The US may have gained information regarding India’s nuclear-capable Sagarika and Dhanush missiles and the facility where they were being developed as early as in 2005, according to a document from American whistleblower Edward Snowden’s trove. The January 2005 document published by The Intercept, an American news website, suggests that America’s National Security Agency (NSA) also obtained “significant intelligence” about other bombs India possessed at the time.
The document is part of 294 articles published by The Intercept on September 14. These articles are purportedly from the internal news website, SIDtoday, of the NSA’s core Signal Intelligence Directorate, The Intercept reported.
They are part of the trove of documents provided by Snowden, who was a contractor with the NSA till 2013, when he flew from the US to Hong Kong and handed over the data to a group of journalists, leading to one of the largest leaks of sensitive American intelligence data.

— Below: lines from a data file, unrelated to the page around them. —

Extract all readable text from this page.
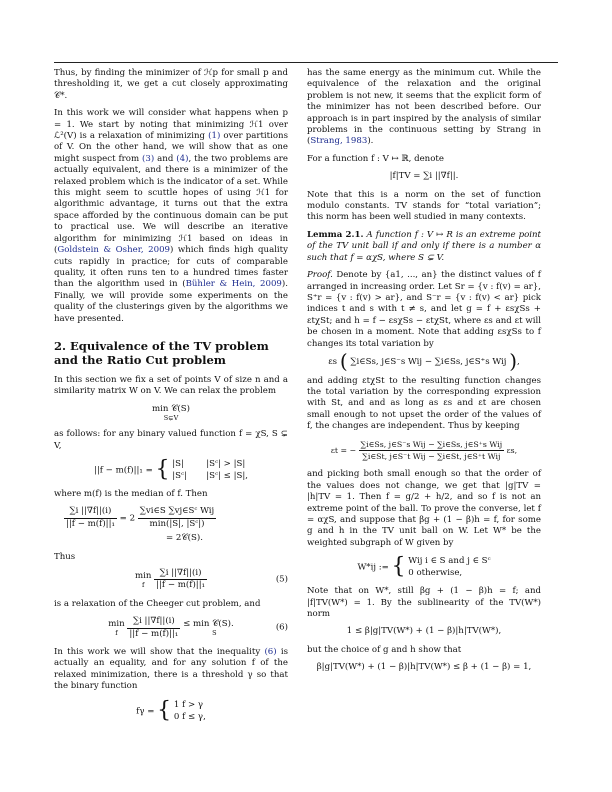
Thus, by finding the minimizer of ℋp for small p and thresholding it, we get a cut closely approximating 𝒞*.

In this work we will consider what happens when p = 1. We start by noting that minimizing ℋ1 over ℒ²(V) is a relaxation of minimizing (1) over partitions of V. On the other hand, we will show that as one might suspect from (3) and (4), the two problems are actually equivalent, and there is a minimizer of the relaxed problem which is the indicator of a set. While this might seem to scuttle hopes of using ℋ1 for algorithmic advantage, it turns out that the extra space afforded by the continuous domain can be put to practical use. We will describe an iterative algorithm for minimizing ℋ1 based on ideas in (Goldstein & Osher, 2009) which finds high quality cuts rapidly in practice; for cuts of comparable quality, it often runs ten to a hundred times faster than the algorithm used in (Bühler & Hein, 2009). Finally, we will provide some experiments on the quality of the clusterings given by the algorithms we have presented.

2. Equivalence of the TV problem and the Ratio Cut problem

In this section we fix a set of points V of size n and a similarity matrix W on V. We can relax the problem

min 𝒞(S)
S⊊V

as follows: for any binary valued function f = χS, S ⊊ V,

||f − m(f)||₁ = { |S|	|Sᶜ| > |S|
|Sᶜ| |Sᶜ| ≤ |S|,

where m(f) is the median of f. Then

$\frac{\sum i ||\nabla f||(i)}{\text{||f − m(f)||₁}} = 2 \frac{\text{∑vi∈S ∑vj∈Sᶜ Wij}}{\text{min(|S|, |Sᶜ|)}}$
= 2𝒞(S).

Thus

min
f
	$\frac{\sum i ||\nabla f||(i)}{\text{||f − m(f)||₁}}$	(5)

is a relaxation of the Cheeger cut problem, and

min
f
	$\frac{\sum i ||\nabla f||(i)}{\text{||f − m(f)||₁}}$
≤ min 𝒞(S).
S
(6)

In this work we will show that the inequality (6) is actually an equality, and for any solution f of the relaxed minimization, there is a threshold γ so that the binary function

fγ = { 1 f > γ
0 f ≤ γ,

has the same energy as the minimum cut. While the equivalence of the relaxation and the original problem is not new, it seems that the explicit form of the minimizer has not been described before. Our approach is in part inspired by the analysis of similar problems in the continuous setting by Strang in (Strang, 1983).

For a function f : V ↦ ℝ, denote

|f|TV = ∑i ||∇f||.

Note that this is a norm on the set of function modulo constants. TV stands for “total variation”; this norm has been well studied in many contexts.

Lemma 2.1. A function f : V ↦ R is an extreme point of the TV unit ball if and only if there is a number α such that f = αχS, where S ⊊ V.

Proof. Denote by {a1, ..., an} the distinct values of f arranged in increasing order. Let Sr = {v : f(v) = ar}, S⁺r = {v : f(v) > ar}, and S⁻r = {v : f(v) < ar} pick indices t and s with t ≠ s, and let g = f + εsχSs + εtχSt; and h = f − εsχSs − εtχSt, where εs and εt will be chosen in a moment. Note that adding εsχSs to f changes its total variation by

εs ( ∑i∈Ss, j∈S⁻s Wij − ∑i∈Ss, j∈S⁺s Wij ),

and adding εtχSt to the resulting function changes the total variation by the corresponding expression with St, and and as long as εs and εt are chosen small enough to not upset the order of the values of f, the changes are independent. Thus by keeping

εt = − $\frac{\text{∑i∈Ss, j∈S⁻s Wij − ∑i∈Ss, j∈S⁺s Wij}}{\text{∑i∈St, j∈S⁻t Wij − ∑i∈St, j∈S⁺t Wij}} \varepsilon s$,

and picking both small enough so that the order of the values does not change, we get that |g|TV = |h|TV = 1. Then f = g/2 + h/2, and so f is not an extreme point of the ball. To prove the converse, let f = αχS, and suppose that βg + (1 − β)h = f, for some g and h in the TV unit ball on W. Let W* be the weighted subgraph of W given by

W*ij := { Wij i ∈ S and j ∈ Sᶜ
0 otherwise,

Note that on W*, still βg + (1 − β)h = f; and |f|TV(W*) = 1. By the sublinearity of the TV(W*) norm

1 ≤ β|g|TV(W*) + (1 − β)|h|TV(W*),

but the choice of g and h show that

β|g|TV(W*) + (1 − β)|h|TV(W*) ≤ β + (1 − β) = 1,
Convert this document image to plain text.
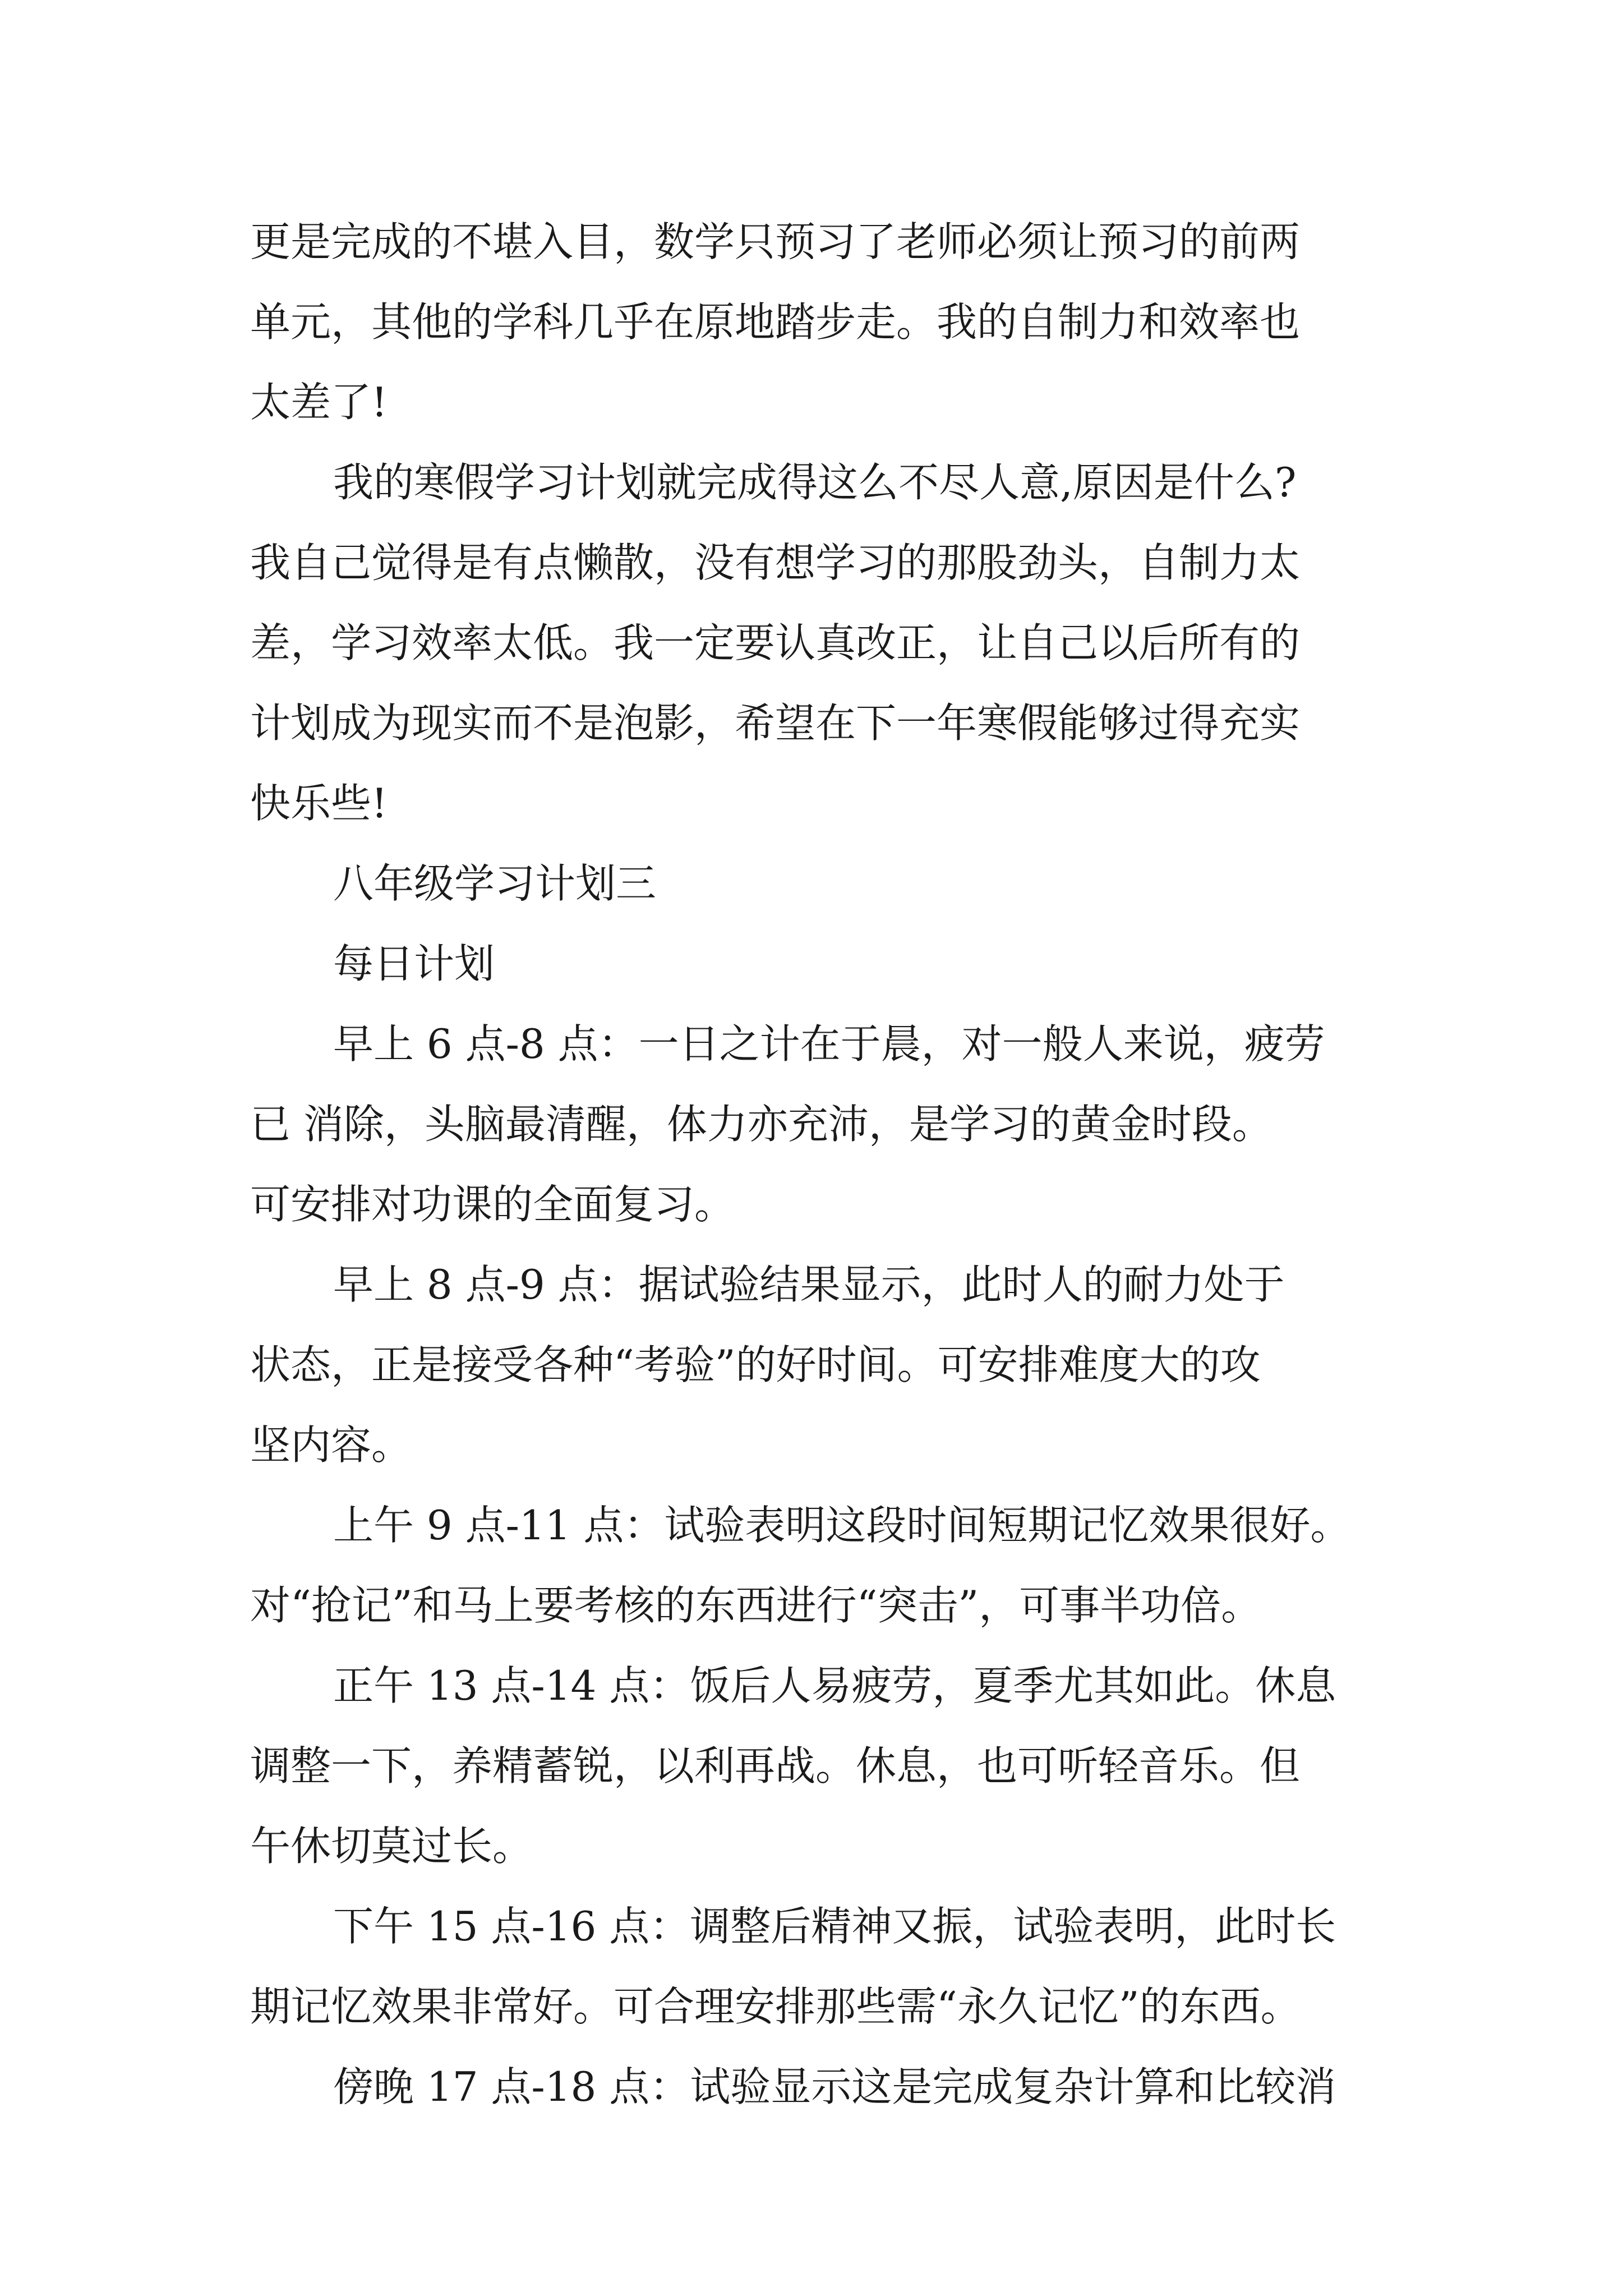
更是完成的不堪入目，数学只预习了老师必须让预习的前两
单元，其他的学科几乎在原地踏步走。我的自制力和效率也
太差了!
我的寒假学习计划就完成得这么不尽人意,原因是什么?
我自己觉得是有点懒散，没有想学习的那股劲头，自制力太
差，学习效率太低。我一定要认真改正，让自己以后所有的
计划成为现实而不是泡影，希望在下一年寒假能够过得充实
快乐些!
八年级学习计划三
每日计划
早上 6 点-8 点：一日之计在于晨，对一般人来说，疲劳
已 消除，头脑最清醒，体力亦充沛，是学习的黄金时段。
可安排对功课的全面复习。
早上 8 点-9 点：据试验结果显示，此时人的耐力处于
状态，正是接受各种“考验”的好时间。可安排难度大的攻
坚内容。
上午 9 点-11 点：试验表明这段时间短期记忆效果很好。
对“抢记”和马上要考核的东西进行“突击”，可事半功倍。
正午 13 点-14 点：饭后人易疲劳，夏季尤其如此。休息
调整一下，养精蓄锐，以利再战。休息，也可听轻音乐。但
午休切莫过长。
下午 15 点-16 点：调整后精神又振，试验表明，此时长
期记忆效果非常好。可合理安排那些需“永久记忆”的东西。
傍晚 17 点-18 点：试验显示这是完成复杂计算和比较消
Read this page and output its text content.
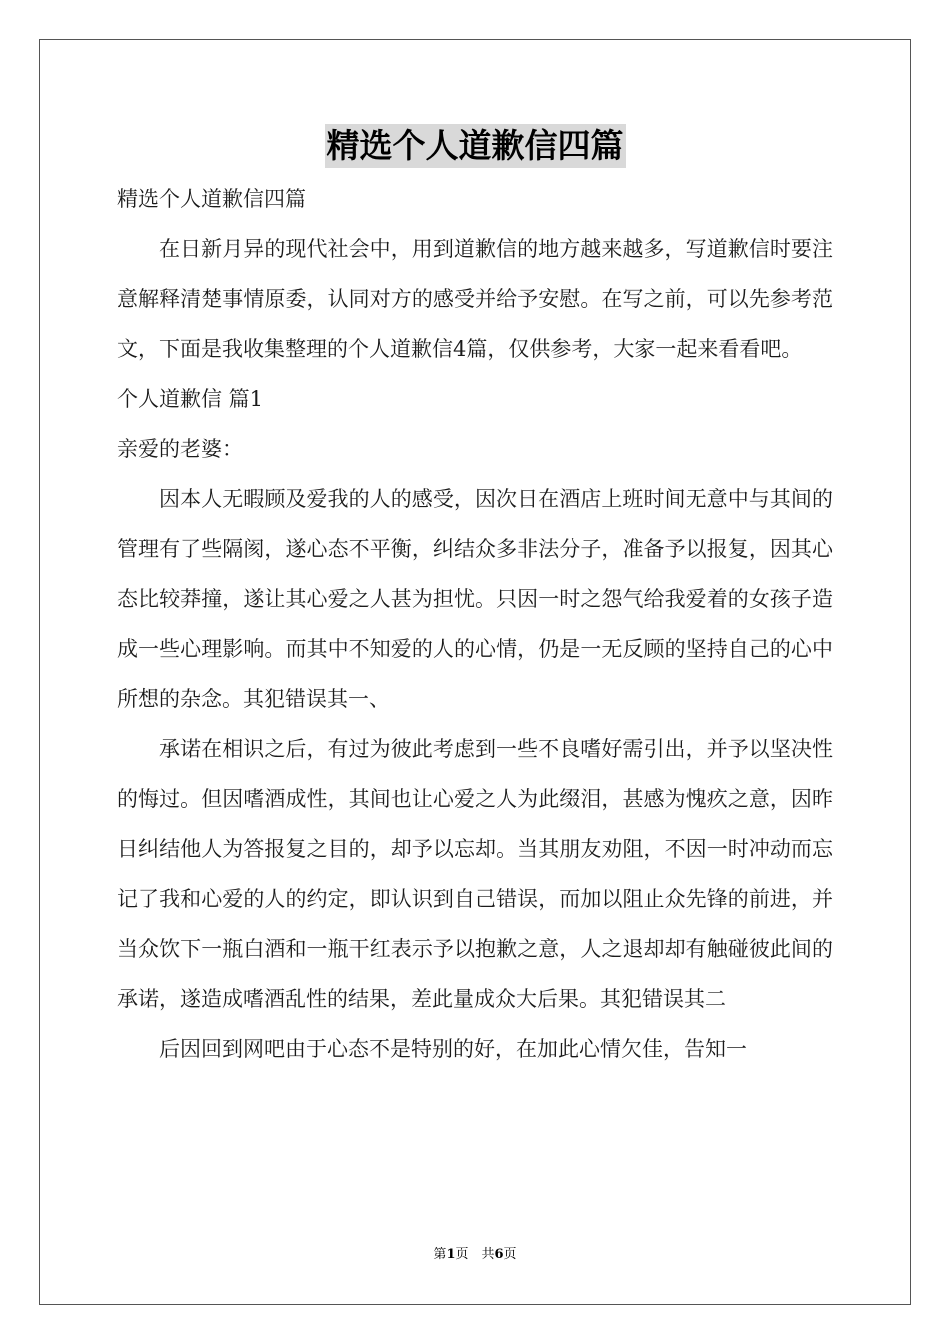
精选个人道歉信四篇

精选个人道歉信四篇

在日新月异的现代社会中，用到道歉信的地方越来越多，写道歉信时要注意解释清楚事情原委，认同对方的感受并给予安慰。在写之前，可以先参考范文，下面是我收集整理的个人道歉信4篇，仅供参考，大家一起来看看吧。

个人道歉信 篇1

亲爱的老婆：

因本人无暇顾及爱我的人的感受，因次日在酒店上班时间无意中与其间的管理有了些隔阂，遂心态不平衡，纠结众多非法分子，准备予以报复，因其心态比较莽撞，遂让其心爱之人甚为担忧。只因一时之怨气给我爱着的女孩子造成一些心理影响。而其中不知爱的人的心情，仍是一无反顾的坚持自己的心中所想的杂念。其犯错误其一、

承诺在相识之后，有过为彼此考虑到一些不良嗜好需引出，并予以坚决性的悔过。但因嗜酒成性，其间也让心爱之人为此缀泪，甚感为愧疚之意，因昨日纠结他人为答报复之目的，却予以忘却。当其朋友劝阻，不因一时冲动而忘记了我和心爱的人的约定，即认识到自己错误，而加以阻止众先锋的前进，并当众饮下一瓶白酒和一瓶干红表示予以抱歉之意，人之退却却有触碰彼此间的承诺，遂造成嗜酒乱性的结果，差此量成众大后果。其犯错误其二

后因回到网吧由于心态不是特别的好，在加此心情欠佳，告知一

第1页　共6页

Titled “New collection access yields ‘spectacular’ intel”, the document states that in October 2004, an NSA site in Australia, named RAINFALL, “had successfully geolocated signals of a suspected Indian nuclear weapons storage facility.” After this, a “Foreign Satellite collection facility” named LEMONWOOD — based in Thailand according to The Intercept — and the Unidentified Signal and Protocol Analysis Branch at NSA “collaborated in isolating these signals” to confirm whether it was related to Indian nuclear weapons.
This led to addition of equipment being deployed at LEMONWOOD to “expand the modest collection”, the report claims. RAINFALL also collaborated with another NSA site in Thailand named INDRA, according to The Intercept.
“Immediately after fielding this equipment, collection of this new network began to provide what is being called ‘spectacular’ activity.” The “exploitation” of this collection, the article claims, revealed information about Sagarika, Dhanush and a pilotless target aircraft projects. Some of the information about this intelligence is redacted in the document published by The Intercept to mask identities. Sagarika, a Submarine-Launched Ballistic Missile (SLBM), and Dhanush, a sea-launched Short-Range Ballistic Missile (SRBM), are part of India’s nuclear triad, making it capable of striking nuclear weapons from the sea.
Sagarika, which has a range of more than 700 km, had been under development since the 1990s and successfully test-fired in 2008, three years after the US NSA had sensitive information about it. It can be launched underwater and fired from the ground, and can carry a payload of 500 kg.
Dhanush was successfully test-fired last year, more than 11 years after the Americans had intelligence about it, and has a range of 350 km and can carry a payload of 500 kg. The purported SIDtoday article also claims that the collection from the new access “has also provided significant intelligence on India’s possession of two different types of airdropped bombs”. One of these bombs, according to the report, was believed to be a “very large Fuel Air Explosive” bomb of an unidentified type. American intelligence agencies believed the other bomb may have been a “new generation of aidropped nuclear weapons”.
After the NSA gained this information, the report says, more resources were deployed to expand the collection “against this high-priority network”.
Another document from March 2005 suggests that Pakistan was a partner of NSA at that point and was a “key in our success in the global war on terrorism”. There is no document that suggests that the intelligence gained on Indian nuclear programme was shared with Pakistan by NSA.